Assim, o princípio democrático exprime fundamentalmente a exigência da integral participação de todos e de cada uma das pessoas na vida política do país, a fim de garantir-se o respeito à soberania popular, no sentido que lhe empresta Marcello Caetano, para quem a soberania consiste em "um poder político supremo e independente, entendendo-se por poder supremo aquele que não está limitado por nenhum outro na ordem interna e por poder independente aquele que, na sociedade internacional, não tem de acatar regras que não sejam voluntariamente aceitas e está em pé de igualdade com os poderes supremos dos outros povos"7.
Podemos citar, a título exemplificativo, várias Constituições estrangeiras que expressam o necessário exercício da soberania popular na condução dos negócios políticos do Estado:
- Artigo 48, item 1, da Constituição da República Portuguesa – Todos os cidadãos têm o direito de tomar parte na vida política e na direcção dos assuntos públicos do país, directamente ou por intermédio de representantes livremente eleitos.

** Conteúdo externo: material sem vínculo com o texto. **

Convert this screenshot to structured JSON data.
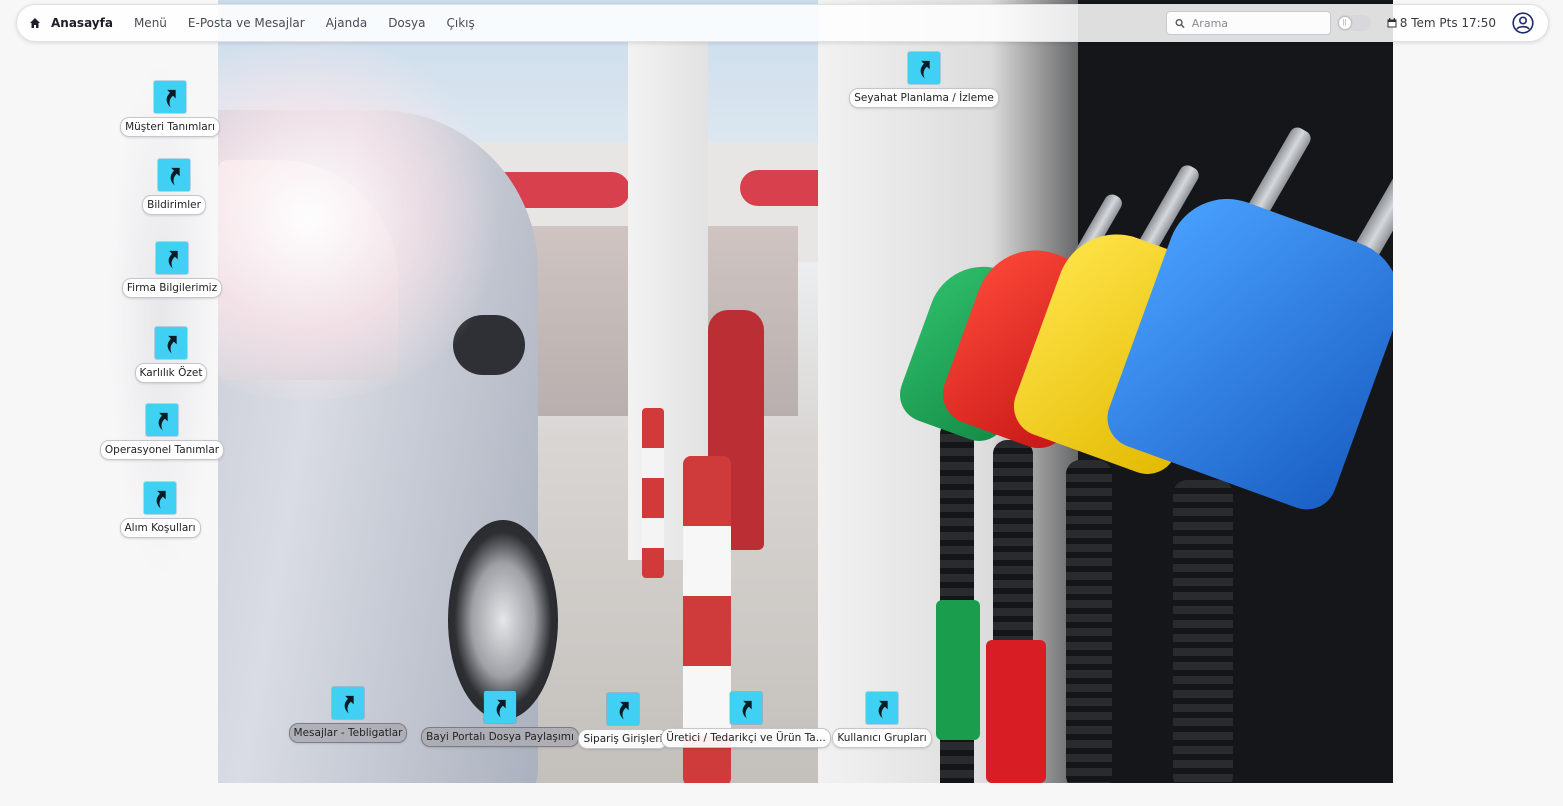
{
  "navbar": {
    "home_label": "Anasayfa",
    "items": [
      {
        "label": "Menü"
      },
      {
        "label": "E-Posta ve Mesajlar"
      },
      {
        "label": "Ajanda"
      },
      {
        "label": "Dosya"
      },
      {
        "label": "Çıkış"
      }
    ],
    "search_placeholder": "Arama",
    "date_text": "8 Tem Pts 17:50",
    "icons": {
      "home": "home-icon",
      "search": "search-icon",
      "calendar": "calendar-icon",
      "user": "user-circle-icon",
      "theme_toggle": "theme-toggle"
    }
  },
  "shortcuts": {
    "left": [
      {
        "label": "Müşteri Tanımları"
      },
      {
        "label": "Bildirimler"
      },
      {
        "label": "Firma Bilgilerimiz"
      },
      {
        "label": "Karlılık Özet"
      },
      {
        "label": "Operasyonel Tanımlar"
      },
      {
        "label": "Alım Koşulları"
      }
    ],
    "top": [
      {
        "label": "Seyahat Planlama / İzleme"
      }
    ],
    "bottom": [
      {
        "label": "Mesajlar - Tebligatlar"
      },
      {
        "label": "Bayi Portalı Dosya Paylaşımı"
      },
      {
        "label": "Sipariş Girişleri"
      },
      {
        "label": "Üretici / Tedarikçi ve Ürün Ta..."
      },
      {
        "label": "Kullanıcı Grupları"
      }
    ],
    "icon_name": "shortcut-arrow-icon",
    "icon_color": "#3fd0f3"
  },
  "background": {
    "accent_red": "#d8404e",
    "nozzle_colors": [
      "#1aa35a",
      "#e02020",
      "#f5d00a",
      "#2a78d6"
    ]
  }
}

- Artigo 49 da Constituição da República Portuguesa – Têm direito de sufrágio todos os cidadãos maiores de dezoito anos, ressalvadas as incapacidades previstas na lei geral. O exercício do direito de sufrágio é pessoal e constitui um dever cívico.
- Artigo 108 da Constituição da República Portuguesa – O poder político pertence ao povo e é exercido nos termos da Constituição.
- Artigo 109 da Constituição da República Portuguesa – A participação directa e activa de homens e mulheres na vida política constitui condição e instrumento fundamental de consolidação do sistema democrático, devendo a lei promover a igualdade no exercício dos direitos cívicos e políticos e a não discriminação em função do sexo no acesso a cargos públicos.
- Artigo 48 da Constituição da Itália – São eleitores todos os cidadãos, homens e mulheres, que atingirem a maioridade. O voto é pessoal e igual, livre e secreto. O seu exercício é dever cívico. O direito de voto não pode ser limitado, exceto por incapacidade civil ou por efeito de sentença penal irrevogável ou nos casos de indignidade moral, indicados pela lei.
- Artigo 20 da Lei Fundamental Alemã – Todo o poder estatal emana do povo. É exercido pelo povo por meio de eleições e votações e através de órgãos especiais dos poderes legislativo, executivo e judiciário.
- Artigo 134 da Constituição da República de Cuba – Em toda eleição e nos referendos, o voto é livre, igual e secreto. Cada eleitor tem direito a um só voto.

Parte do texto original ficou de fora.